We don’t burn out during the sprint. We fracture in the void that follows.

Corporate culture typically offers one solution: “Take a week off.” I’d argue that’s a tactical error. For most of us, the first three days of a post-launch holiday aren’t restful — they’re a different kind of uncomfortable. The body finally stops, but the mind keeps running. That isn’t recovery. It’s deferred collapse.

The complexity doesn’t end there. Most of the people who just delivered Hungary don’t report to me. They never did. They’re matrix resources — borrowed from other workstreams, shared across programmes, already slotted into the next release cycle before this one has even closed. The same is true for me as an individual contributor on some of those same projects.


There’s no natural pause built into that structure. No one owns the white space. The next upgrade, the next market, the next dependency — they don’t wait for the team to decompress. And because nobody formally manages the collective, nobody formally protects it either. The downtime that should exist between sprints gets quietly absorbed by the system before anyone notices it’s gone.


That’s the hidden cost of matrix delivery. The people who perform best across interdependent projects are often the ones with the least recovery time — because they’re always in demand, always on the critical path of something.

What actually works is treating the landing with the same rigour as the delivery itself.

Before the team disperses, create space for an informal download — not a post-mortem, not a lessons-learned exercise with a slide deck, just an honest conversation. Let people externalise the micro-stressors that don’t make it into project reports: the vendor restructure that landed without warning, the integration that nearly broke at the worst possible moment, the things that kept people up at night. Getting those out of people’s heads matters more than most leaders realise.

Then build a bridge.
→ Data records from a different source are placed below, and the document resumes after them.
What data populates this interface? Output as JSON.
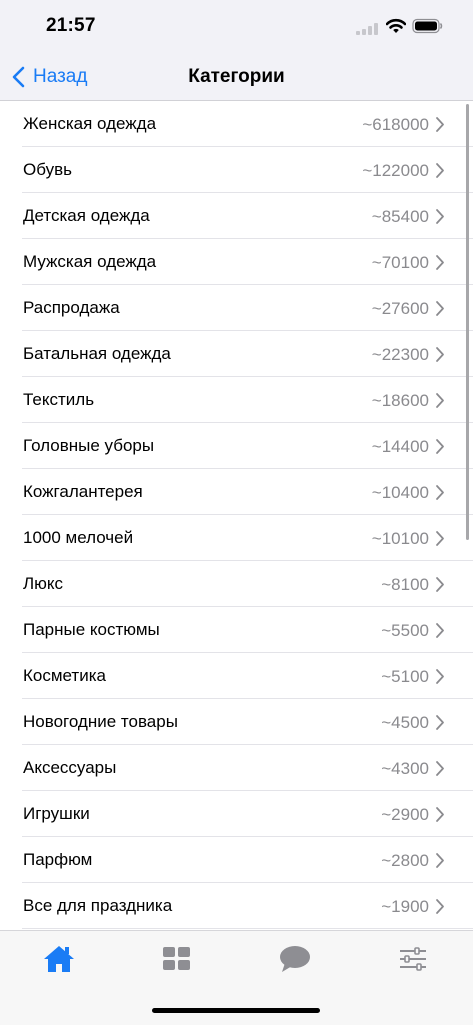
{
  "status_bar": {
    "time": "21:57"
  },
  "nav": {
    "back_label": "Назад",
    "title": "Категории"
  },
  "categories": [
    {
      "label": "Женская одежда",
      "count": "~618000"
    },
    {
      "label": "Обувь",
      "count": "~122000"
    },
    {
      "label": "Детская одежда",
      "count": "~85400"
    },
    {
      "label": "Мужская одежда",
      "count": "~70100"
    },
    {
      "label": "Распродажа",
      "count": "~27600"
    },
    {
      "label": "Батальная одежда",
      "count": "~22300"
    },
    {
      "label": "Текстиль",
      "count": "~18600"
    },
    {
      "label": "Головные уборы",
      "count": "~14400"
    },
    {
      "label": "Кожгалантерея",
      "count": "~10400"
    },
    {
      "label": "1000 мелочей",
      "count": "~10100"
    },
    {
      "label": "Люкс",
      "count": "~8100"
    },
    {
      "label": "Парные костюмы",
      "count": "~5500"
    },
    {
      "label": "Косметика",
      "count": "~5100"
    },
    {
      "label": "Новогодние товары",
      "count": "~4500"
    },
    {
      "label": "Аксессуары",
      "count": "~4300"
    },
    {
      "label": "Игрушки",
      "count": "~2900"
    },
    {
      "label": "Парфюм",
      "count": "~2800"
    },
    {
      "label": "Все для праздника",
      "count": "~1900"
    }
  ],
  "tabs": [
    {
      "icon": "home-icon",
      "active": true
    },
    {
      "icon": "grid-icon",
      "active": false
    },
    {
      "icon": "chat-icon",
      "active": false
    },
    {
      "icon": "sliders-icon",
      "active": false
    }
  ],
  "colors": {
    "accent": "#1a7cf5",
    "inactive_icon": "#8e8e93",
    "secondary_text": "#8a8a8e"
  }
}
Give the team 48 hours of low-stakes work — tidying documentation, archiving the war room channels, closing out the loose ends. The brain needs a gear change, not a full stop. This is the cooling-down lap that protects the engine.

And then, rather than immediately asking “what’s next on the backlog?”, try a different question: What did Hungary reveal about how we approach the next market? The risks we didn’t see coming. The assumptions that didn’t hold. Shifting from fixing to thinking is how you convert exhaustion into momentum — without burning what’s left of the team’s resilience before the next rollout begins.

The Hungary pilot was a genuine success. The team delivered something hard in a complex environment. But the project isn’t complete until the people who delivered it have been properly landed.

Resilience isn’t infinite. If you don’t manage the landing, you’re already compromising the next takeoff.

We’re already looking at the next market. The question isn’t whether we learned from Hungary — it’s whether we’ve given the team enough runway to carry those lessons forward.

What does your post-launch landing protocol look like? Do you have one, or do you wait for the crash?